Thursday, March 28, 2013

The Sea of Tranquility by Katja Millay


Published: June 4th, 2013
Publisher: Atria Books
Pages: 448
Copy: Publisher via Netgalley
Summary: Goodreads

I live in a world without magic or miracles. A place where there are no clairvoyants or shapeshifters, no angels or superhuman boys to save you. A place where people die and music disintegrates and things suck. I am pressed so hard against the earth by the weight of reality that some days I wonder how I am still able to lift my feet to walk.

Former piano prodigy Nastya Kashnikov wants two things: to get through high school without anyone learning about her past and to make the boy who took everything from her—her identity, her spirit, her will to live—pay.

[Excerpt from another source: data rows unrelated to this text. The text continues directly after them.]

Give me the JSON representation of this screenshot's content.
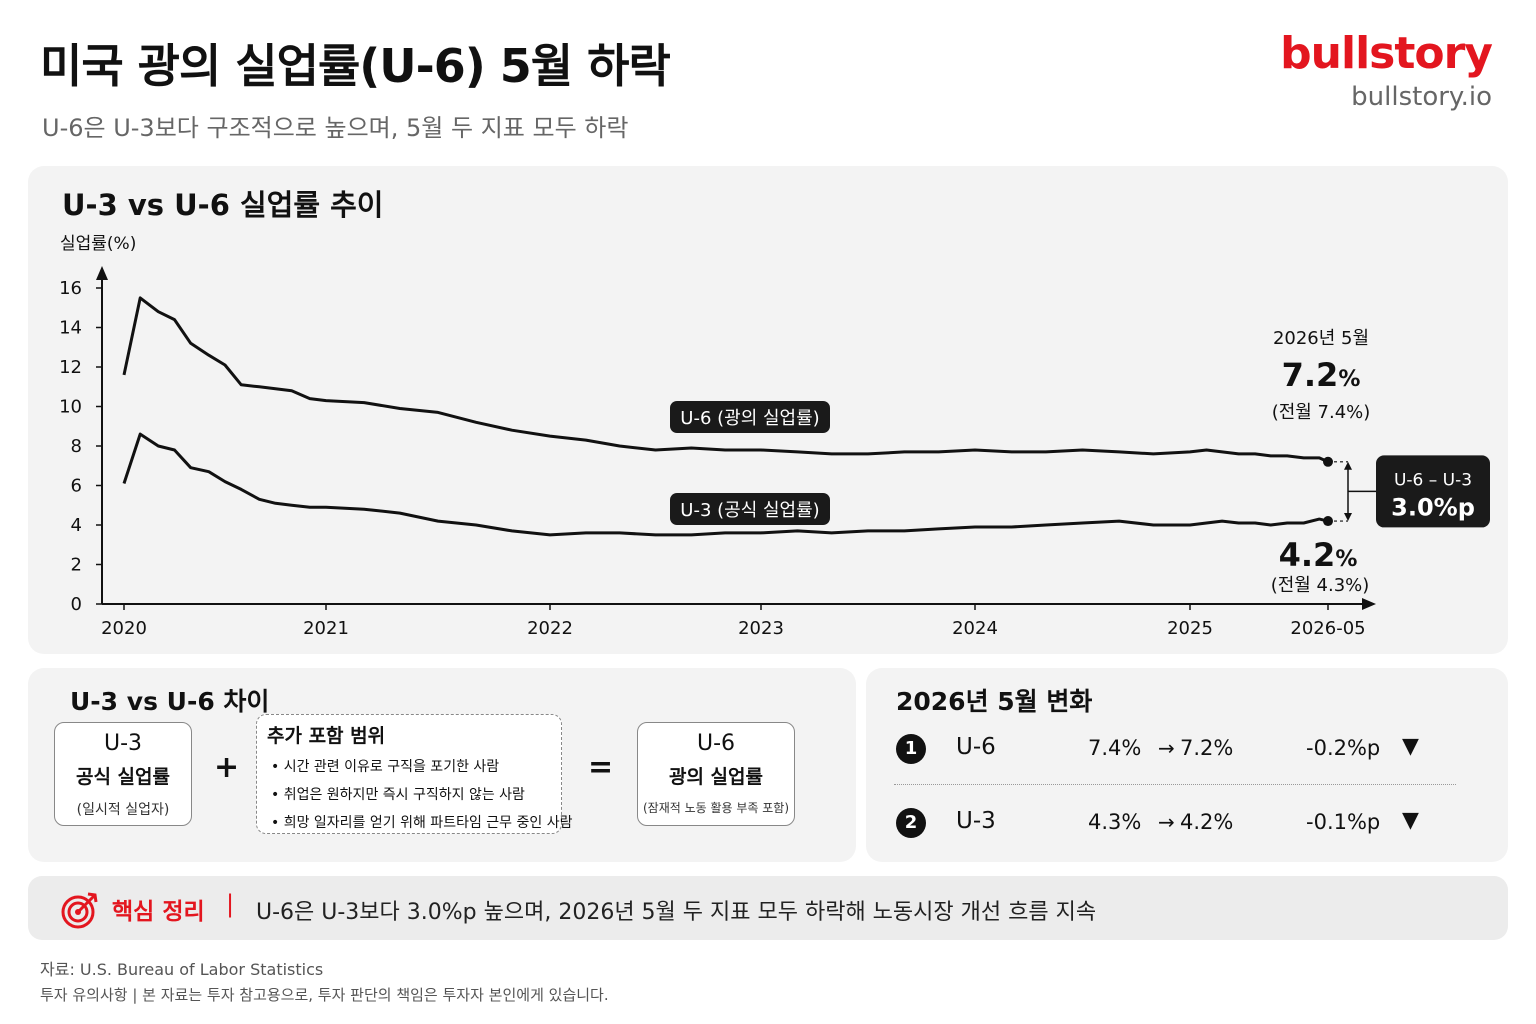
{
  "header": {
    "title": "미국 광의 실업률(U-6) 5월 하락",
    "subtitle": "U-6은 U-3보다 구조적으로 높으며, 5월 두 지표 모두 하락",
    "brand": "bullstory",
    "brand_url": "bullstory.io"
  },
  "colors": {
    "accent": "#e3161f",
    "line": "#111111",
    "panel": "#f3f3f3"
  },
  "chart_data": {
    "type": "line",
    "title": "U-3 vs U-6 실업률 추이",
    "ylabel": "실업률(%)",
    "xlabel": "",
    "ylim": [
      0,
      16
    ],
    "yticks": [
      0,
      2,
      4,
      6,
      8,
      10,
      12,
      14,
      16
    ],
    "xtick_labels": [
      "2020",
      "2021",
      "2022",
      "2023",
      "2024",
      "2025",
      "2026-05"
    ],
    "xtick_dates": [
      2020.0,
      2021.0,
      2022.0,
      2023.0,
      2024.0,
      2025.0,
      2026.42
    ],
    "x": [
      2020.0,
      2020.08,
      2020.17,
      2020.25,
      2020.33,
      2020.42,
      2020.5,
      2020.58,
      2020.67,
      2020.75,
      2020.83,
      2020.92,
      2021.0,
      2021.17,
      2021.33,
      2021.5,
      2021.67,
      2021.83,
      2022.0,
      2022.17,
      2022.33,
      2022.5,
      2022.67,
      2022.83,
      2023.0,
      2023.17,
      2023.33,
      2023.5,
      2023.67,
      2023.83,
      2024.0,
      2024.17,
      2024.33,
      2024.5,
      2024.67,
      2024.83,
      2025.0,
      2025.17,
      2025.33,
      2025.5,
      2025.67,
      2025.83,
      2026.0,
      2026.17,
      2026.33,
      2026.42
    ],
    "series": [
      {
        "name": "U-6 (광의 실업률)",
        "values": [
          11.6,
          15.5,
          14.8,
          14.4,
          13.2,
          12.6,
          12.1,
          11.1,
          11.0,
          10.9,
          10.8,
          10.4,
          10.3,
          10.2,
          9.9,
          9.7,
          9.2,
          8.8,
          8.5,
          8.3,
          8.0,
          7.8,
          7.9,
          7.8,
          7.8,
          7.7,
          7.6,
          7.6,
          7.7,
          7.7,
          7.8,
          7.7,
          7.7,
          7.8,
          7.7,
          7.6,
          7.7,
          7.8,
          7.7,
          7.6,
          7.6,
          7.5,
          7.5,
          7.4,
          7.4,
          7.2
        ]
      },
      {
        "name": "U-3 (공식 실업률)",
        "values": [
          6.1,
          8.6,
          8.0,
          7.8,
          6.9,
          6.7,
          6.2,
          5.8,
          5.3,
          5.1,
          5.0,
          4.9,
          4.9,
          4.8,
          4.6,
          4.2,
          4.0,
          3.7,
          3.5,
          3.6,
          3.6,
          3.5,
          3.5,
          3.6,
          3.6,
          3.7,
          3.6,
          3.7,
          3.7,
          3.8,
          3.9,
          3.9,
          4.0,
          4.1,
          4.2,
          4.0,
          4.0,
          4.1,
          4.2,
          4.1,
          4.1,
          4.0,
          4.1,
          4.1,
          4.3,
          4.2
        ]
      }
    ],
    "annotations": {
      "u6_date": "2026년 5월",
      "u6_value": "7.2",
      "u6_prev": "(전월 7.4%)",
      "u3_value": "4.2",
      "u3_prev": "(전월 4.3%)",
      "pct": "%",
      "gap_label": "U-6 – U-3",
      "gap_value": "3.0%p"
    },
    "grid": false,
    "legend": "inline-labels"
  },
  "diff": {
    "title": "U-3 vs U-6 차이",
    "u3_code": "U-3",
    "u3_name": "공식 실업률",
    "u3_desc": "(일시적 실업자)",
    "plus": "+",
    "extra_title": "추가 포함 범위",
    "extra_items": [
      "• 시간 관련 이유로 구직을 포기한 사람",
      "• 취업은 원하지만 즉시 구직하지 않는 사람",
      "• 희망 일자리를 얻기 위해 파트타임 근무 중인 사람"
    ],
    "equals": "=",
    "u6_code": "U-6",
    "u6_name": "광의 실업률",
    "u6_desc": "(잠재적 노동 활용 부족 포함)"
  },
  "change": {
    "title": "2026년 5월 변화",
    "rows": [
      {
        "num": "1",
        "name": "U-6",
        "from": "7.4%",
        "arrow": "→",
        "to": "7.2%",
        "diff": "-0.2%p",
        "tri": "▼"
      },
      {
        "num": "2",
        "name": "U-3",
        "from": "4.3%",
        "arrow": "→",
        "to": "4.2%",
        "diff": "-0.1%p",
        "tri": "▼"
      }
    ]
  },
  "key": {
    "label": "핵심 정리",
    "divider": "|",
    "text": "U-6은 U-3보다 3.0%p 높으며, 2026년 5월 두 지표 모두 하락해 노동시장 개선 흐름 지속"
  },
  "footer": {
    "source": "자료: U.S. Bureau of Labor Statistics",
    "disclaimer": "투자 유의사항  |  본 자료는 투자 참고용으로, 투자 판단의 책임은 투자자 본인에게 있습니다."
  }
}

Josh Bennett’s story is no secret: every person he loves has been taken from his life until, at seventeen years old, there is no one left. Now all he wants is be left alone and people allow it because when your name is synonymous with death, everyone tends to give you your space.

Everyone except Nastya, the mysterious new girl at school who starts showing up and won’t go away until she’s insinuated herself into every aspect of his life. But the more he gets to know her, the more of an enigma she becomes. As their relationship intensifies and the unanswered questions begin to pile up, he starts to wonder if he will ever learn the secrets she’s been hiding—or if he even wants to.

The Sea of Tranquility is a rich, intense, and brilliantly imagined story about a lonely boy, an emotionally fragile girl, and the miracle of second chances.

Review

The Sea of Tranquility blew me away.  It was so unexpected I just sat in my seat when I finished it and thought Wow!  I wanted to go back to the beginning and start reading it all over again.  I had actually decided a few weeks ago that I wasn't going to read it.  You know what it's like - we have so many arcs to read that some of them have to go and I had decided this was one of them.  Then I hit the wrong title on my Ipad and started reading without realising which book it was and I Could. Not. Stop.

There is an intensity in the way Ms Millay writes that just captured my attention immediately and I was completely hooked.  Part of the appeal I think was that not all of my questions were answered straight away.  We know that something dreadful has happened to Nastya, but we are handed only tidbits of information at a time.  This allows the reader to really get inside the character and to feel her pain without ever really understanding it.  She is crippled by it and struggles to get through every day with only thoughts of revenge to keep her going.

'I live in a world without magic or miracles.  A place where there are no clairvoyants or shapeshifters, no angels or superhuman boys to save you.  A place where people die and music disintegrates and things suck.  I am pressed so hard against the earth by the weight of reality that some days I wonder how I am still able to lift my feet to walk.' (P36 - from arc)

Josh's pain is more easy to relate to because we find out the reasons for it more quickly.  We can sympathise with his emotions and feel for him.  I found myself feeling protective of him - a little like the way he feels about Nastya.  Their attraction is of course inevitable, but never feels forced or contrived.  They are two tortured souls who have to find each other.

'....she's back to wandering around my garage again.  Studying.  I feel like grabbing my crotch and checking to see if my balls are still there, because I think they may be in her pocket and I need to get them back.'  (p135 from arc)

The story is not just about Nastya and Josh - a lot of what I liked was the emotional growth of Drew.  We realise very early on that there is much more to him than his playboy image and I enjoyed following his arc in the story. Clay is another character that I felt I connected with on several levels, but to be honest every one of them felt real.  I would seriously love to go to Sunday dinner at the Leighton's house.

The Sea of Tranquility was an emotional powerhouse of a novel that sucked me in from start to finish and left me feeling wrung out, yet satisfied with the conclusion.  A wonderful, wonderful book that offers up the beauty of second chances and convinces you they should be taken.  Read it and love it.


Foot note: Mark this one as an ISU possibility. There is more than enough in it to fit the bill.. I do realise that the quotes are from the arc and may change.

1 comment:

  1. You are so write about the intensity of the writing of The Sea of Tranquility. It's so intense. I had a hard time putting that book down until I finished it.